In this phase II/III study from the Canadian Cancer Trials Group, researchers randomised patients whose primary tumours (mainly in the breast, urinary tract or lung) had metastasised to painful spinal lesions.
Patients were treated with either two SBRT fractions for a total dose of 24Gy (n=114), or five CRT fractions for a total dose 20Gy (n=115).
Eligible patients reported initial pain scores of greater than two on a scale of 1-10 (with a median score of five) using the Brief Pain Inventory.
Pain scores were measured again at three and six months.
Patients in both treatment groups experienced reductions in pain from spinal metastases.
After three months, 35% of patients in the SBRT arm of the trial, compared to 14% of those in the CRT arm, reported a complete response rate, or no remaining pain from their lesions (p<0.001).
Patients continued pain free for up to six months, when the study concluded, with 32% of those in the SBRT arm reporting no pain compared to 16% of those in the CRT arm (p=0.004).
"This was not just, 'Oh, I feel a little bit better,'" said Dr. Sahgal, adding that patients experienced the reduction in pain without increasing the use of pain medications. Multivariable analyses confirmed that the type of radiation was the independent factor driving pain response, not characteristics such as the patient's age, performance status or type of primary cancer. "We applied a very stringent trial design to focus on the impact of radiation," said Dr. Sahgal. "It was the radiation treatment that led to the improvement."
There was no difference between the study arms in radiation site-specific progression-free survival or overall survival.

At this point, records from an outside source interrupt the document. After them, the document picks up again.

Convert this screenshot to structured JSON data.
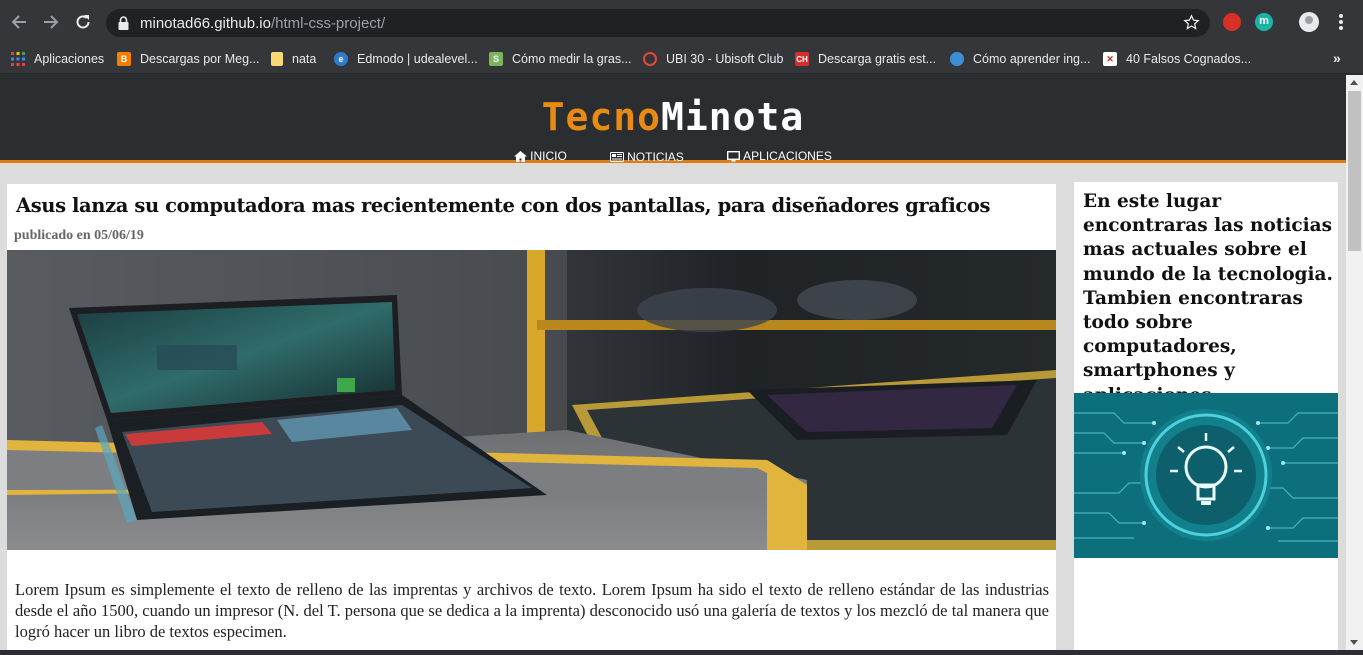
{
  "browser": {
    "url_host": "minotad66.github.io",
    "url_path": "/html-css-project/",
    "bookmarks": [
      {
        "label": "Aplicaciones",
        "icon": "apps-grid-icon",
        "color": "#e8eaed"
      },
      {
        "label": "Descargas por Meg...",
        "icon": "blogger-icon",
        "color": "#f57d00"
      },
      {
        "label": "nata",
        "icon": "folder-icon",
        "color": "#f8d775"
      },
      {
        "label": "Edmodo | udealevel...",
        "icon": "edmodo-icon",
        "color": "#2e7bcf"
      },
      {
        "label": "Cómo medir la gras...",
        "icon": "shopify-icon",
        "color": "#7ab55c"
      },
      {
        "label": "UBI 30 - Ubisoft Club",
        "icon": "ubisoft-icon",
        "color": "#e4473b"
      },
      {
        "label": "Descarga gratis est...",
        "icon": "ch-icon",
        "color": "#d32f2f"
      },
      {
        "label": "Cómo aprender ing...",
        "icon": "globe-icon",
        "color": "#3a8fd6"
      },
      {
        "label": "40 Falsos Cognados...",
        "icon": "flag-icon",
        "color": "#ffffff"
      }
    ]
  },
  "site": {
    "logo_part1": "Tecno",
    "logo_part2": "Minota",
    "accent_color": "#e07b12",
    "nav": [
      {
        "label": "INICIO",
        "icon": "home-icon"
      },
      {
        "label": "NOTICIAS",
        "icon": "newspaper-icon"
      },
      {
        "label": "APLICACIONES",
        "icon": "desktop-icon"
      }
    ]
  },
  "article": {
    "title": "Asus lanza su computadora mas recientemente con dos pantallas, para diseñadores graficos",
    "date": "publicado en 05/06/19",
    "image_subject": "dual-screen laptop on display stand",
    "body": "Lorem Ipsum es simplemente el texto de relleno de las imprentas y archivos de texto. Lorem Ipsum ha sido el texto de relleno estándar de las industrias desde el año 1500, cuando un impresor (N. del T. persona que se dedica a la imprenta) desconocido usó una galería de textos y los mezcló de tal manera que logró hacer un libro de textos especimen."
  },
  "sidebar": {
    "text": "En este lugar encontraras las noticias mas actuales sobre el mundo de la tecnologia. Tambien encontraras todo sobre computadores, smartphones y aplicaciones.",
    "image_subject": "light bulb with circuit lines"
  }
}
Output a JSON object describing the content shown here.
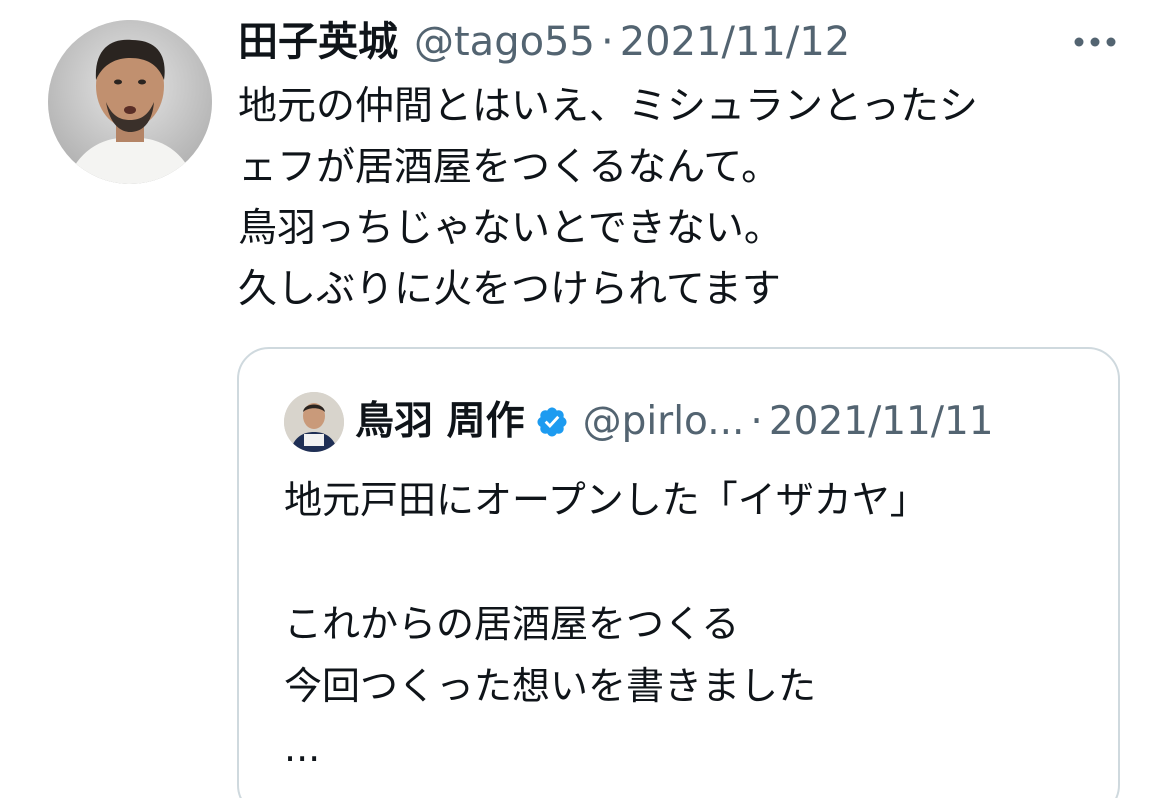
{
  "tweet": {
    "author_name": "田子英城",
    "author_handle": "@tago55",
    "separator": "·",
    "date": "2021/11/12",
    "text_lines": [
      "地元の仲間とはいえ、ミシュランとったシ",
      "ェフが居酒屋をつくるなんて。",
      "鳥羽っちじゃないとできない。",
      "久しぶりに火をつけられてます"
    ]
  },
  "quote": {
    "author_name": "鳥羽 周作",
    "verified_icon": "verified-badge-icon",
    "author_handle": "@pirlo...",
    "separator": "·",
    "date": "2021/11/11",
    "text_lines": [
      "地元戸田にオープンした「イザカヤ」",
      "",
      "これからの居酒屋をつくる",
      "今回つくった想いを書きました",
      "..."
    ]
  },
  "icons": {
    "more": "more-options-icon"
  },
  "colors": {
    "text_primary": "#0f1419",
    "text_secondary": "#536471",
    "border": "#cfd9de",
    "verified_blue": "#1d9bf0"
  }
}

After three months, 92% of patients in the SBRT arm and 86% of those in the CRT arm were cancer-free at the treated site (p=0.4); the rates at six months were 75% and 69% (p=0.4).
In terms of adverse events, both treatments were safe with respect to fractures and there was no radiation damage to the spinal cord observed in either cohort.
Overall, both arms had low rates of serious adverse events and there were no fatal events.
The study also found higher satisfaction from patients in the SBRT arm with quality-of-life measures related to financial considerations, although other quality of life measures did not differ between the two groups.
"Patients felt they were in a financially better position coming to the hospital and getting two treatments, rather than five," Dr. Sahgal said. "Even though the complexity of the treatment was greater, it was better for the patient."
A different study reported at ASTRO's 2019 Annual Meeting (RTOG 0631) found no difference in pain reduction between patients treated for spinal metastases with SBRT and those treated with conventional radiation.
In Dr. Sahgal's study, however, patients were given a higher dose of radiation, an SBRT dose of 24Gy in two fractions, compared to the earlier trial's dose of 16/18Gy in a single fraction.
Dr. Sahgal said he was motivated to conduct this research out of frustration over the years with being unable to adequately relieve the suffering of patients with advanced stage cancer.
"We saw we were getting improvements in pain, but our patients were not pain-free.
With the development of SBRT, and spinal SBRT in particular, we started to wonder if we could do better.
With these new research results, we think we can."